Au cœur du Vieux Bourg de Mespaul, dans le Finistère, se dresse un édifice discret dont la sobriété de pierre dissimule une histoire aussi dense que mélancolique. La chapelle-ossuaire de l'ancienne église Saint-Aurélien est l'unique vestige d'un ensemble paroissial breton autrefois complet, dont l'église mère fut démantelée et vendue pierre à pierre en 1908. Survivante par accident autant que par grâce, elle incarne à elle seule la fragilité du patrimoine funéraire de la péninsule armoricaine. Ce qui rend cet édifice véritablement singulier, c'est la finesse de son langage architectural. Construit à la charnière des XVIe et XVIIe siècles, il porte l'empreinte du style Renaissance dans une région où ce vocabulaire décoratif fut assimilé avec une originalité proprement bretonne. Sa porte et ses baies en plein-cintre, dont les archivoltes reposent élégamment sur des pilastres, trahissent la main d'artisans maîtrisant les codes italianisants alors en vogue dans les grands chantiers du royaume. Sa ressemblance frappante avec l'ossuaire de Saint-Thomas de Cantorbéry à Landerneau, daté de 1635, permet d'inscrire l'édifice dans une tradition constructive régionale cohérente et documentée. L'histoire de cet ossuaire est aussi celle d'une métamorphose : successivement chapelle, espace de stockage, puis habitation privée au début du XXe siècle, il a traversé les siècles en changeant de peau sans jamais perdre ses murs.
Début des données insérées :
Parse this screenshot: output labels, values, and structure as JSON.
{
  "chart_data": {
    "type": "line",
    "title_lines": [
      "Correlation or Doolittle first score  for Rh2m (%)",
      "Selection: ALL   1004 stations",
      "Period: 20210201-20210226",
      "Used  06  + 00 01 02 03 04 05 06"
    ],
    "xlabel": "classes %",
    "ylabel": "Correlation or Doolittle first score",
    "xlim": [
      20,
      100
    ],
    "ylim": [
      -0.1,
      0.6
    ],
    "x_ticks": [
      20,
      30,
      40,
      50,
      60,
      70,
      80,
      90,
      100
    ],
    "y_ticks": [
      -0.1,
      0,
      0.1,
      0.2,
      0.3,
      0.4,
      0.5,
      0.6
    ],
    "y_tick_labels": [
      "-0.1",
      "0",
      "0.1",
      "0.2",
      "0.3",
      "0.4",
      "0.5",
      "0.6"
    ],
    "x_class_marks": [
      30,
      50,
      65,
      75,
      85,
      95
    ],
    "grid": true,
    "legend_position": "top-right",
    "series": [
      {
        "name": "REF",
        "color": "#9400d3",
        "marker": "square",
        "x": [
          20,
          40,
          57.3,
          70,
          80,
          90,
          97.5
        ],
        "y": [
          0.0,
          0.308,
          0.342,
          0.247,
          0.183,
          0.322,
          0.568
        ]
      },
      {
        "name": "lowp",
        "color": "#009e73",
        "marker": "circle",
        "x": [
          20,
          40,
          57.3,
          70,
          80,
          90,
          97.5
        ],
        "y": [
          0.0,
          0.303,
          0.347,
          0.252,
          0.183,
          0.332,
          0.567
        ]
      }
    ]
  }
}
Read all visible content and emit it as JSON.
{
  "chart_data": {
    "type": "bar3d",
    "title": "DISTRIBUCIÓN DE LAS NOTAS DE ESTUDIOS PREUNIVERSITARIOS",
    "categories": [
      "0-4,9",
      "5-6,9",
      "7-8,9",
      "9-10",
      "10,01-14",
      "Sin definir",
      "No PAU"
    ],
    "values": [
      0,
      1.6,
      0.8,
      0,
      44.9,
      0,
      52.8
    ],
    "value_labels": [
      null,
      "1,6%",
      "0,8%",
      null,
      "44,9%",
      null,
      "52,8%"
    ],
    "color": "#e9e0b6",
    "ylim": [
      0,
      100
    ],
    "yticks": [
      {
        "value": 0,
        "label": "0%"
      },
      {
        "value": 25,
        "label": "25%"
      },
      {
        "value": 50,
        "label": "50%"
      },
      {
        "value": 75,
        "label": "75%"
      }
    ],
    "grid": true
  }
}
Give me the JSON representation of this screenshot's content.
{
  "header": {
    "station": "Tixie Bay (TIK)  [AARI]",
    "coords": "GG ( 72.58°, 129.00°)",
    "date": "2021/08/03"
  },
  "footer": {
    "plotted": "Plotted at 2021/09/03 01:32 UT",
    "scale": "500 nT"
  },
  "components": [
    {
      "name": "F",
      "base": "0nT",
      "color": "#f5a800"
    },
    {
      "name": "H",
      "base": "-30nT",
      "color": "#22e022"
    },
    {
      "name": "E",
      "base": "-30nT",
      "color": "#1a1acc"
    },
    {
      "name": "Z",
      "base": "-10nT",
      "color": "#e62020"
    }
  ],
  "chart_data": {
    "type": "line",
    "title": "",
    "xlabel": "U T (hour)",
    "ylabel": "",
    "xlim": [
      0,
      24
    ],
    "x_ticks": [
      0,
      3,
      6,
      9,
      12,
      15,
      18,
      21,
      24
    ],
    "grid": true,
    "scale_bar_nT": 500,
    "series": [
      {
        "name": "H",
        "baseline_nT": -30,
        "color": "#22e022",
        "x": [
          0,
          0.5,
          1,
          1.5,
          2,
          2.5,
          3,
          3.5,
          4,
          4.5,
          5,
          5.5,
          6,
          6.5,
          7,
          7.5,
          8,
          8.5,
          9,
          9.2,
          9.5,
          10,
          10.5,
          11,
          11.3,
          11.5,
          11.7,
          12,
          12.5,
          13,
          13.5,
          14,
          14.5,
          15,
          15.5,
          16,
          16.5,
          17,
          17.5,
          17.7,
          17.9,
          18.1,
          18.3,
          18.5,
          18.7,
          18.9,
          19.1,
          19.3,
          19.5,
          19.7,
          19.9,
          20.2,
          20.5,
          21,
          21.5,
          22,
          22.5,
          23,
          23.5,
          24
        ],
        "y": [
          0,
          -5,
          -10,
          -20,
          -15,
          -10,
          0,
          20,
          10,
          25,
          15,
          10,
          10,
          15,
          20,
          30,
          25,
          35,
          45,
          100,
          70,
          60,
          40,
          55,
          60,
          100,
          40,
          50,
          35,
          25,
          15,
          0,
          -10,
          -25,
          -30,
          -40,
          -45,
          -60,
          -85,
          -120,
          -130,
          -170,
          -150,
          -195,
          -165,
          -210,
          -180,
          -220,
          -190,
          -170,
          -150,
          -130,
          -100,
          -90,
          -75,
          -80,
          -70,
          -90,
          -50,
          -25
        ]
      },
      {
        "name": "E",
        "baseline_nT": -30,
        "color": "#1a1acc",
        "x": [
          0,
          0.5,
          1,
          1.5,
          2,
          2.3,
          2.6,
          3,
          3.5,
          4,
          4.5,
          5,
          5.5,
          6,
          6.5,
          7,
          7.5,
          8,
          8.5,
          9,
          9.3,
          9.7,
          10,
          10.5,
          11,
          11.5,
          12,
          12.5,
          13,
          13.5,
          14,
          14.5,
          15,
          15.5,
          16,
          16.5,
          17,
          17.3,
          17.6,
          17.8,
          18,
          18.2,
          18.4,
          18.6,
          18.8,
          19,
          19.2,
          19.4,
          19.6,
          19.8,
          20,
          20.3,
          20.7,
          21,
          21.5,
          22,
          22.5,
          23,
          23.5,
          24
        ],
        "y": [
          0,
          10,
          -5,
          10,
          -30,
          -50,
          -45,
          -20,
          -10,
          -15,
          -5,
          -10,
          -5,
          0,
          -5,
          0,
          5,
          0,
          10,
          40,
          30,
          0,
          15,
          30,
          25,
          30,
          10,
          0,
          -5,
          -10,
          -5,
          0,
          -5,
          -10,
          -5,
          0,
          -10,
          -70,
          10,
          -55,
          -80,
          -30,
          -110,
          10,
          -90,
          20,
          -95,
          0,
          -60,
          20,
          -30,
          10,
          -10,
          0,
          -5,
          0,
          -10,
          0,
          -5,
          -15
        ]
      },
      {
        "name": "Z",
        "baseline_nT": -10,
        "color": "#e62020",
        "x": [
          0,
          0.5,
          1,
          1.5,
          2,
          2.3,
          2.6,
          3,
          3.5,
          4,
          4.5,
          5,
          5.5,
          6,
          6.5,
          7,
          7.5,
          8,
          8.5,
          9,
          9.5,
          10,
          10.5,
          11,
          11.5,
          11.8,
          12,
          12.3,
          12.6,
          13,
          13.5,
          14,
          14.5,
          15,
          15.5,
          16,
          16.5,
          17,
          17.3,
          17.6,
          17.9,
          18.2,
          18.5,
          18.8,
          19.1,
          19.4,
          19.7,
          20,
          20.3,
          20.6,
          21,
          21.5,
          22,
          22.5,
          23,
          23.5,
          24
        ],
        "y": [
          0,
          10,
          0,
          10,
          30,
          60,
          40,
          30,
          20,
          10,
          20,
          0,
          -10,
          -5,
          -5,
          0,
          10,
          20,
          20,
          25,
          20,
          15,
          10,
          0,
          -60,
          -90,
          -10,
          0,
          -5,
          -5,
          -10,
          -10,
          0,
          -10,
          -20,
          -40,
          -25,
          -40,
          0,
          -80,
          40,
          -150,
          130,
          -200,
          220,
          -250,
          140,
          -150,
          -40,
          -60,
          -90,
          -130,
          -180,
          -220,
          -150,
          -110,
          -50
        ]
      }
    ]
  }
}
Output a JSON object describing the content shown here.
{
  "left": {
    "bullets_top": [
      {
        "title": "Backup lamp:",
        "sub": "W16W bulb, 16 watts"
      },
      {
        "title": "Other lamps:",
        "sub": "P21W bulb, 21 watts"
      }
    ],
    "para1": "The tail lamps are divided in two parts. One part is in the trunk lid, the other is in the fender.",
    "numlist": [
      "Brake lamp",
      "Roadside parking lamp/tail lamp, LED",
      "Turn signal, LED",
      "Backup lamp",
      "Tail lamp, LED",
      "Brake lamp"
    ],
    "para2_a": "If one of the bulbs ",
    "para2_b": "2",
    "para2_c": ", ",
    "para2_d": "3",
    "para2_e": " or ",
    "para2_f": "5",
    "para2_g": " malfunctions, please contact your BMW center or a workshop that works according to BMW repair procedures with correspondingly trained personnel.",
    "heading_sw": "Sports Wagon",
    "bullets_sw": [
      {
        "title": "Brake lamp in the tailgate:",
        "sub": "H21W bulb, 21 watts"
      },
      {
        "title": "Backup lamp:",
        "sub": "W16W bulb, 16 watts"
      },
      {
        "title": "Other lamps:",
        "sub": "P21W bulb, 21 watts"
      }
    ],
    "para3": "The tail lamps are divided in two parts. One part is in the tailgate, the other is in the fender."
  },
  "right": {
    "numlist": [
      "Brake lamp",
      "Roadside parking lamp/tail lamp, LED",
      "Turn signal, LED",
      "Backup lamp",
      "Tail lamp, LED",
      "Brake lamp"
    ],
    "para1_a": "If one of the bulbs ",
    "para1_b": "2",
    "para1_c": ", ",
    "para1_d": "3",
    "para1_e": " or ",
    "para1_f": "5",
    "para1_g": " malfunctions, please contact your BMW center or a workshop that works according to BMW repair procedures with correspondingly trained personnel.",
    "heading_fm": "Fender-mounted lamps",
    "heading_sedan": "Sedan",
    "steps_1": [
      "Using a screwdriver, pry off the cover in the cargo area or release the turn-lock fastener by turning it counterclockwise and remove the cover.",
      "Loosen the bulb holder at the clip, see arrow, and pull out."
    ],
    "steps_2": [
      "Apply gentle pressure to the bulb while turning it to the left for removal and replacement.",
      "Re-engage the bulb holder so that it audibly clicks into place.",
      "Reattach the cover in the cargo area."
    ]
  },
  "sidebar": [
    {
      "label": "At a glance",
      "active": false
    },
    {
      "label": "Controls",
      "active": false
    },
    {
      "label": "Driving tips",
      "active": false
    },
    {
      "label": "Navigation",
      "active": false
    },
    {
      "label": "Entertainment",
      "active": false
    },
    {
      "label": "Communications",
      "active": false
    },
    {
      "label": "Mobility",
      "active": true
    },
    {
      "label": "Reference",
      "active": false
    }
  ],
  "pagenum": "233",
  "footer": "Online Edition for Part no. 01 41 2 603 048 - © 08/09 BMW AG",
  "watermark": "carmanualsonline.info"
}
Cette conversion domestique, commune à nombre de ses semblables bretons, lui a paradoxalement assuré sa survie là où la rigueur ecclésiastique ou l'indifférence publique avaient condamné ses contemporains à la ruine. Visiter la chapelle-ossuaire de Mespaul, c'est entrer dans une archéologie du quotidien breton, où le sacré et le profane se superposent dans la même façade de granit. L'édifice se contemple depuis l'extérieur, dans le silence du Vieux Bourg, entouré du bocage finistérien qui donne à ce coin du Léon une atmosphère d'éternité tranquille. Pour le passionné de patrimoine, chaque détail sculpté est une fenêtre ouverte sur les savoir-faire d'une époque révolue.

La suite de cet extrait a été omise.